5. Exempt Reporting Advisers That Rely on the Private Fund Adviser or Venture Capital Fund Adviser Exemptions
Investment advisers who rely on either the private fund adviser exemption or the venture capital fund adviser exemption are designated as “exempt reporting advisers” and are required to file annual reports consisting of an abbreviated version of the registration form filed by registered investment advisers.
Exempt reporting advisers are not subject to the regulatory provisions that are otherwise applicable to registered investment advisers under the Advisers Act. Note, however, that the Advisers Act imposes certain operating requirements on investment advisers even where they are exempt from registration, including maintenance of procedures reasonably designed to prevent misuse of material non-public information in violation of the Securities Exchange Act; requirements governing provisions of advisory contracts relating to performance-based fees and direct or indirect assignment of the contract; restrictions on collection of performance-based fees; prohibitions on fraud; and restrictions on agency cross and principal-related transactions.
References: Advisers Act section 203(n); Advisers Act rule 204-4; Advisers Act sections 205 and 206; Advisers Act rules 205-1, 2 and 3.

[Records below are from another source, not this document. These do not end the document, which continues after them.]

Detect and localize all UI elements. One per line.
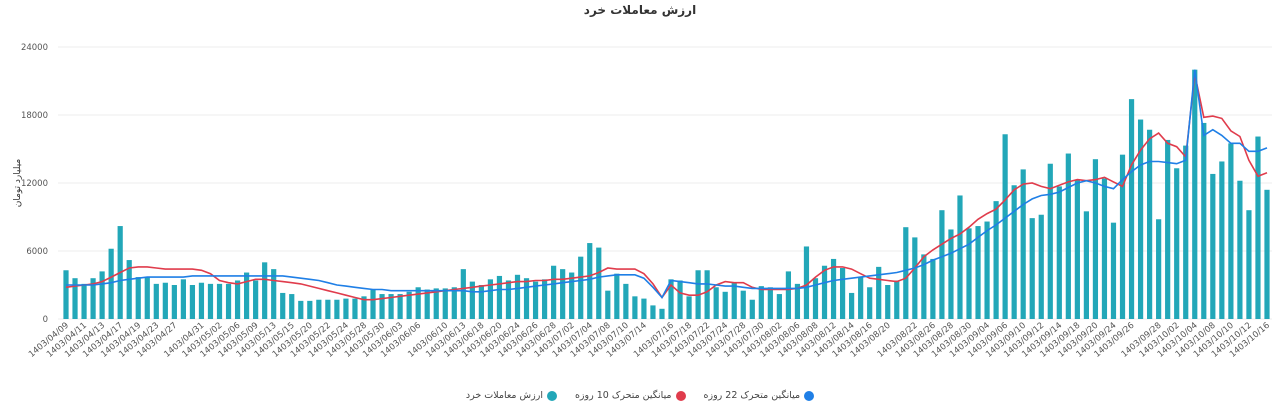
chart-legend: میانگین متحرک 22 روزه میانگین متحرک 10 ر… bbox=[0, 390, 1280, 401]
svg-text:24000: 24000 bbox=[21, 43, 48, 53]
legend-label: ارزش معاملات خرد bbox=[465, 390, 543, 401]
legend-item-bars[interactable]: ارزش معاملات خرد bbox=[466, 390, 557, 401]
line-series-ma10 bbox=[65, 74, 1268, 301]
line-series-ma22 bbox=[66, 69, 1268, 299]
svg-text:12000: 12000 bbox=[21, 179, 48, 189]
legend-dot-red-icon bbox=[675, 390, 686, 401]
gridlines bbox=[58, 46, 1272, 320]
chart-title: ارزش معاملات خرد bbox=[583, 3, 697, 17]
svg-text:0: 0 bbox=[43, 315, 48, 325]
svg-text:18000: 18000 bbox=[21, 111, 48, 121]
legend-item-ma22[interactable]: میانگین متحرک 22 روزه bbox=[704, 390, 815, 401]
legend-item-ma10[interactable]: میانگین متحرک 10 روزه bbox=[575, 390, 686, 401]
x-axis-tick-labels: 1403/04/091403/04/111403/04/131403/04/17… bbox=[27, 321, 1272, 360]
bar-series-retail-trade-value bbox=[63, 69, 1270, 320]
y-axis-ticks: 0 6000 12000 18000 24000 bbox=[21, 43, 48, 325]
legend-label: میانگین متحرک 22 روزه bbox=[703, 390, 801, 401]
chart-plot-area: 0 6000 12000 18000 24000 1403/04/091403/04/1… bbox=[21, 43, 1272, 360]
svg-text:6000: 6000 bbox=[26, 247, 48, 257]
legend-label: میانگین متحرک 10 روزه bbox=[574, 390, 672, 401]
legend-dot-teal-icon bbox=[546, 390, 557, 401]
legend-dot-blue-icon bbox=[804, 390, 815, 401]
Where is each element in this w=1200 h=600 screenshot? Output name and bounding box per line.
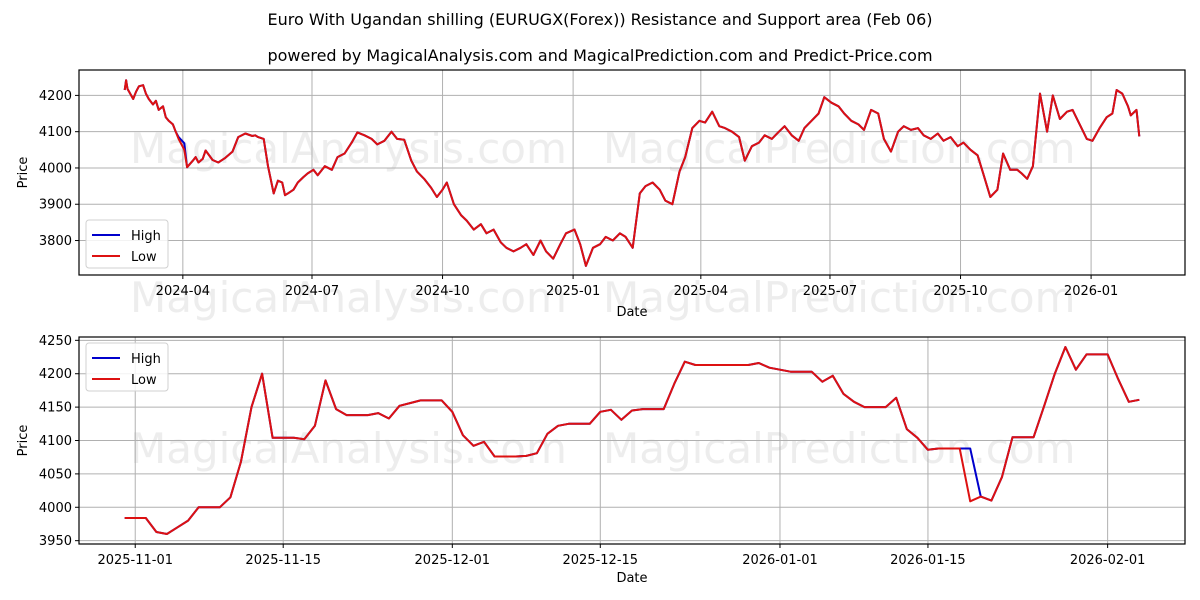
y-tick-label: 4200 [39, 89, 72, 104]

The foregoing discussion should enable investment managers to private funds to form a general understanding of whether they will be required to register federally with the SEC or register with New York State. If managers decide to proceed with their proposed investment adviser activities, they should confer with appropriate legal counsel to develop a comprehensive registration and compliance program tailored to the specific operations that they will undertake.
The contents of this article are intended for general informational purposes. The statements made may be inappropriate to your particular circumstances, and they should not be construed as legal advice or an opinion on any matter. You should consult an attorney for specific advice that you may rely upon as applicable to your situation.